From Real to Cloned Singer Identification
Dorian Desblancs, Gabriel Meseguer-Brocal, Romain Hennequin, Manuel Moussallam
TL;DR
This work tackles the problem of identifying original singers when confronted with AI-generated clones in music. It introduces three embedding models trained with singer-level contrastive learning using inputs of mixtures, vocal stems, or both, and evaluates them on open (FMA, MTG) and large closed datasets, plus cloned-voice tracks. Real-singer identification is strong across models, but performance drops sharply for cloned voices—especially for mixture-based inputs—highlighting biases toward instrumental contexts and the need for robust, cloning-aware systems. The study provides open-source singer identification splits to benchmark progress and discusses future directions, including few-shot learning on cloned voices, to better combat voice deepfakes in music with practical implications for policy and platform decisions.
Abstract
Cloned voices of popular singers sound increasingly realistic and have gained popularity over the past few years.

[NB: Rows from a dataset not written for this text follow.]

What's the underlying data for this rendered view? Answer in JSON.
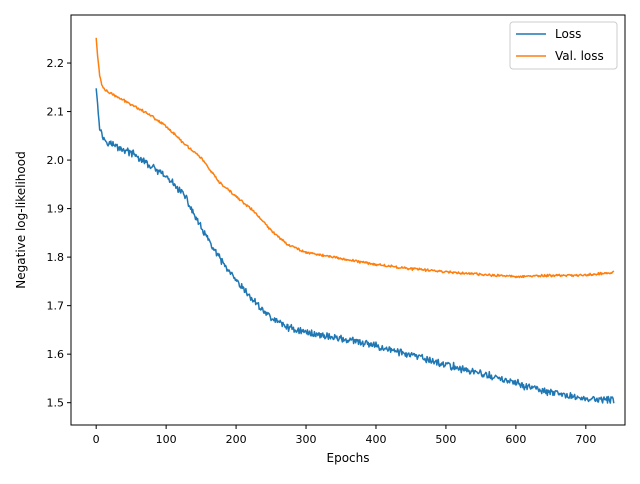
{
  "chart_data": {
    "type": "line",
    "title": "",
    "xlabel": "Epochs",
    "ylabel": "Negative log-likelihood",
    "xlim": [
      -36,
      756
    ],
    "ylim": [
      1.454,
      2.299
    ],
    "xticks": [
      0,
      100,
      200,
      300,
      400,
      500,
      600,
      700
    ],
    "yticks": [
      1.5,
      1.6,
      1.7,
      1.8,
      1.9,
      2.0,
      2.1,
      2.2
    ],
    "ytick_labels": [
      "1.5",
      "1.6",
      "1.7",
      "1.8",
      "1.9",
      "2.0",
      "2.1",
      "2.2"
    ],
    "grid": false,
    "legend_position": "top-right",
    "series": [
      {
        "name": "Loss",
        "color": "#1f77b4",
        "points": [
          [
            0,
            2.148
          ],
          [
            5,
            2.07
          ],
          [
            10,
            2.045
          ],
          [
            20,
            2.035
          ],
          [
            30,
            2.027
          ],
          [
            50,
            2.015
          ],
          [
            75,
            1.99
          ],
          [
            100,
            1.965
          ],
          [
            125,
            1.93
          ],
          [
            150,
            1.86
          ],
          [
            175,
            1.8
          ],
          [
            200,
            1.75
          ],
          [
            225,
            1.71
          ],
          [
            250,
            1.675
          ],
          [
            275,
            1.655
          ],
          [
            300,
            1.645
          ],
          [
            350,
            1.632
          ],
          [
            400,
            1.617
          ],
          [
            450,
            1.598
          ],
          [
            500,
            1.578
          ],
          [
            550,
            1.56
          ],
          [
            600,
            1.54
          ],
          [
            650,
            1.52
          ],
          [
            700,
            1.508
          ],
          [
            740,
            1.505
          ]
        ],
        "noise": 0.006
      },
      {
        "name": "Val. loss",
        "color": "#ff7f0e",
        "points": [
          [
            0,
            2.252
          ],
          [
            2,
            2.215
          ],
          [
            5,
            2.175
          ],
          [
            8,
            2.155
          ],
          [
            12,
            2.145
          ],
          [
            20,
            2.138
          ],
          [
            30,
            2.13
          ],
          [
            50,
            2.115
          ],
          [
            75,
            2.095
          ],
          [
            100,
            2.07
          ],
          [
            125,
            2.035
          ],
          [
            150,
            2.005
          ],
          [
            175,
            1.955
          ],
          [
            200,
            1.925
          ],
          [
            225,
            1.895
          ],
          [
            250,
            1.855
          ],
          [
            275,
            1.825
          ],
          [
            300,
            1.81
          ],
          [
            350,
            1.797
          ],
          [
            400,
            1.785
          ],
          [
            450,
            1.776
          ],
          [
            500,
            1.77
          ],
          [
            550,
            1.764
          ],
          [
            600,
            1.76
          ],
          [
            650,
            1.762
          ],
          [
            700,
            1.763
          ],
          [
            740,
            1.769
          ]
        ],
        "noise": 0.002
      }
    ]
  }
}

They however pose a threat to the industry due to personality rights concerns. As such, methods to identify the original singer in synthetic voices are needed. In this paper, we investigate how singer identification methods could be used for such a task. We present three embedding models that are trained using a singer-level contrastive learning scheme, where positive pairs consist of segments with vocals from the same singers. These segments can be mixtures for the first model, vocals for the second, and both for the third. We demonstrate that all three models are highly capable of identifying real singers. However, their performance deteriorates when classifying cloned versions of singers in our evaluation set. This is especially true for models that use mixtures as an input. These findings highlight the need to understand the biases that exist within singer identification systems, and how they can influence the identification of voice deepfakes in music.